Pachini, Yanes claims, would avoid being seen naked by Bárbara under the excuse of modesty and virtue, and when it came to consummating their love, he’d use a dildo. The police picked him up and the scandal, fed by the press of the time, generated fascination and morbid attraction, turning José Manuel Pachini into a Leonard Zelig of sorts.
“On the trolley, on the bus, at the movies, in the parks, and anywhere people would gather, the main topic of conversation was the case of the woman-man.” The few available references you’ll find today will show you the curiosity, derision and rejection of the times.
The most conservative voices didn’t waste time complaining about the attention given to a case, only to “instruct sick and degenerate minds (…) in something that’s so heinous that it should be completely excised, if we want to brag about being a civilized and forward society.” Without directly mentioning the case, an editorial from the SIC magazine, dated November, 1941, calls the press “irresponsible” for the coverage.
Even Andrés Eloy Blanco and Miguel Otero Silva jested about the story in their stage production Venezuela Güele A Oro, where one of the characters buys Pachini’s “dovetailed gold” engagement ring. Andrés Eloy Blanco also wrote for El Morrocoy Azul an imaginary interview to a woman that he describes as a “reverse Pachini.” There’s even a merengue song by Los Antaños del Stadium titled “María Pachini.”
Jurists, Yanes says, ruled that the marriage with Bárbara Valenzuela couldn’t be annulled because it simply was “non-existent.” Pachini’s other relationships with women in other states were uncovered, and he was even involved in séances, which wasn’t reported in the article by La Esfera.
What was indeed reported is the turnout to Bolívar Sq. on the day of the trial: “At 11:00 a.m., Pachini, dressed in a man’s suit, since she refuses categorically to change, was taken to the courthouse and her statement was recorded. A huge crowd gathered at the doors of the old governor’s building and we could all see the sad expression clouding the poor woman’s face. No one dared utter the smallest heckle.”

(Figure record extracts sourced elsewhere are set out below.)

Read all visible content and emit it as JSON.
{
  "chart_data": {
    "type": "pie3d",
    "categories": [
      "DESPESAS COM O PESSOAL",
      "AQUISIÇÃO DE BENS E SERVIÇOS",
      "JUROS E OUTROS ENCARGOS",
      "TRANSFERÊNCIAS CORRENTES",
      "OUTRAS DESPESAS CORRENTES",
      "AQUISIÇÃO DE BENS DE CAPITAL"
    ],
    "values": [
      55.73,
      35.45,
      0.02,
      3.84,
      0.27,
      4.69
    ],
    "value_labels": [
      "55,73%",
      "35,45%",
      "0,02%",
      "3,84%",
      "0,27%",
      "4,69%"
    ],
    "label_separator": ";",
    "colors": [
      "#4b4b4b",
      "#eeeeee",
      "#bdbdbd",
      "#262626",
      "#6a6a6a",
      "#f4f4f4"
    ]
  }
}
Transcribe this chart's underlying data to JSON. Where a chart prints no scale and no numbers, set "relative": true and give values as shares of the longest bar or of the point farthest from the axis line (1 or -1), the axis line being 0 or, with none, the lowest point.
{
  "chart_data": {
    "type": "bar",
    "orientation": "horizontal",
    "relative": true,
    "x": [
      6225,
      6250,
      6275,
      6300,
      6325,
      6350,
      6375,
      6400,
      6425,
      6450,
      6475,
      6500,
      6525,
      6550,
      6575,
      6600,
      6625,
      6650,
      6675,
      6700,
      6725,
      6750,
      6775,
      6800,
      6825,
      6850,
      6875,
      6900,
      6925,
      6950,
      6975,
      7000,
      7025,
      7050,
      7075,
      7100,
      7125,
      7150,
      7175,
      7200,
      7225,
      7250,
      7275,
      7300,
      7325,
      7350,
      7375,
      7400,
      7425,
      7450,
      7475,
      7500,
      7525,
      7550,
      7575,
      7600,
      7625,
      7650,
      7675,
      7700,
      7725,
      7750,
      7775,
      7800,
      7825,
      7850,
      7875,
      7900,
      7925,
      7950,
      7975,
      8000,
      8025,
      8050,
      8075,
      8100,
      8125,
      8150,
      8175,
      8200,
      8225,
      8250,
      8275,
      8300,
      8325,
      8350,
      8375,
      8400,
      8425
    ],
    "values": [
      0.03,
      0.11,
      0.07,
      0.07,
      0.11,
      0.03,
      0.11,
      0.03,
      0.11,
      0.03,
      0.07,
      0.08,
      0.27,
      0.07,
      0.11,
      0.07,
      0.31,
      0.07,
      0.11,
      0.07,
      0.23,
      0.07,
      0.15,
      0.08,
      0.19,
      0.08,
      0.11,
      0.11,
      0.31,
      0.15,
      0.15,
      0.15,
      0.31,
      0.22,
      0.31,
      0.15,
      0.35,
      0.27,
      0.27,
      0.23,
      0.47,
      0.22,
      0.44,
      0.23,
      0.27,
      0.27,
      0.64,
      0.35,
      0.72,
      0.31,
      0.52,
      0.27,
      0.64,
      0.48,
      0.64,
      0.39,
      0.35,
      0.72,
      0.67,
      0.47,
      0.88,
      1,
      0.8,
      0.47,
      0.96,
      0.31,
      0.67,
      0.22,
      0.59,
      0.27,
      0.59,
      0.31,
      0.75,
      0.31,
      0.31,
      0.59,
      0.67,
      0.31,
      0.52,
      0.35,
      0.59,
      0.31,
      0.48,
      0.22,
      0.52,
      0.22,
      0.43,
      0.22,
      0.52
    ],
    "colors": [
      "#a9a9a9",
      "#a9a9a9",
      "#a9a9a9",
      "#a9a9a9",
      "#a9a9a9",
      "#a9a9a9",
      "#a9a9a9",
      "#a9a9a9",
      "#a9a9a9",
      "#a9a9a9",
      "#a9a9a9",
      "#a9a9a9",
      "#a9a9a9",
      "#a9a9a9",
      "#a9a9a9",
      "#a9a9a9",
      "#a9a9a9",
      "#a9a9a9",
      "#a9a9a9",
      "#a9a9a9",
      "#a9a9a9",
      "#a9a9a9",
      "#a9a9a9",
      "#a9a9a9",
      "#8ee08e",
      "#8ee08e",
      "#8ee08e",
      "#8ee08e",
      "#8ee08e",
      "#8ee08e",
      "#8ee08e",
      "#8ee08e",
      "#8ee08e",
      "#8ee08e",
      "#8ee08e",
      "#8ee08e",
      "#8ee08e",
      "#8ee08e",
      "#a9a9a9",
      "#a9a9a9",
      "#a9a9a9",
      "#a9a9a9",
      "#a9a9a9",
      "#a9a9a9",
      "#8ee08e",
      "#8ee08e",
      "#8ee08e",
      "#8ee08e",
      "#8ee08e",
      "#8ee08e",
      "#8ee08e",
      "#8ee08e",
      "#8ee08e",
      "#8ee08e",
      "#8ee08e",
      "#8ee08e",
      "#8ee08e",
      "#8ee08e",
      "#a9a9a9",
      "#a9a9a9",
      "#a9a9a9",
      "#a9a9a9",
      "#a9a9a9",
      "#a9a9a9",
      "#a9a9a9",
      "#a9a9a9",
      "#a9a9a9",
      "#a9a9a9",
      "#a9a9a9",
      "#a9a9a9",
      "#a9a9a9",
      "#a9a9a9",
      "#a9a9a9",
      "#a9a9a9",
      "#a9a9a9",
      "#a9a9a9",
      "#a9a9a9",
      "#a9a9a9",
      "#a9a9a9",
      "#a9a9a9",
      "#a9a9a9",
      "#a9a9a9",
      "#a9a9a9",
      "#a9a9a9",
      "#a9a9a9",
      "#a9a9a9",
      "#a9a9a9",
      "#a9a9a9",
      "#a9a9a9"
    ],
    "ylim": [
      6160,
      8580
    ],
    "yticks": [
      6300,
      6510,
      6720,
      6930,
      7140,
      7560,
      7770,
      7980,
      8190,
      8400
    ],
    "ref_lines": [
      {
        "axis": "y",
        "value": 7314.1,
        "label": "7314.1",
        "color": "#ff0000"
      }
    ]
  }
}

Society in the capital, facing this subject, attention, controversy and jeers, stayed quiet at least.
The fascination for José Manuel Pachini didn’t last long. The Amateur Baseball World Cup in Havana, where the Heroes del 41 would claim the title, steered the attention and the audience. Nobody really knows what happened with Pachini or Valenzuela. Like Gómez’s doubloons and the Nazi submarines in Paraguana, Paquini or Pachini went on to be an eccentricity from the old days, only remembered by senior caraqueños.
A lot has changed since 1941. The LGBTI community has gained spaces and their rights are recognized in many places, including Latin America. Trans people, as Pachini’s identity would be called today, have also earned recognition and attention, although they continue to be the most vulnerable and stigmatized group in the community.
But in Venezuela it seems that time doesn’t go by if you look at the scarce policies and health services aimed at LGBTI people, the morbidity and the silence of the media when it comes to covering these topics, as well as the conservative groups that invalidate trans people by calling their identity anti-natural, degenerate, or a fad.
Truth is that people like José Manuel Pachini have existed in all time periods and places throughout human history, many times on the outskirts of society or spending their entire lives in fear of their secret being exposed. Far from seeing Pachini as a curiosity from yesteryear, maybe we should look at him as a martyr in the name of society’s incomprehension, someone who was truly revolutionary by just being. In short, a brave man ahead of his time.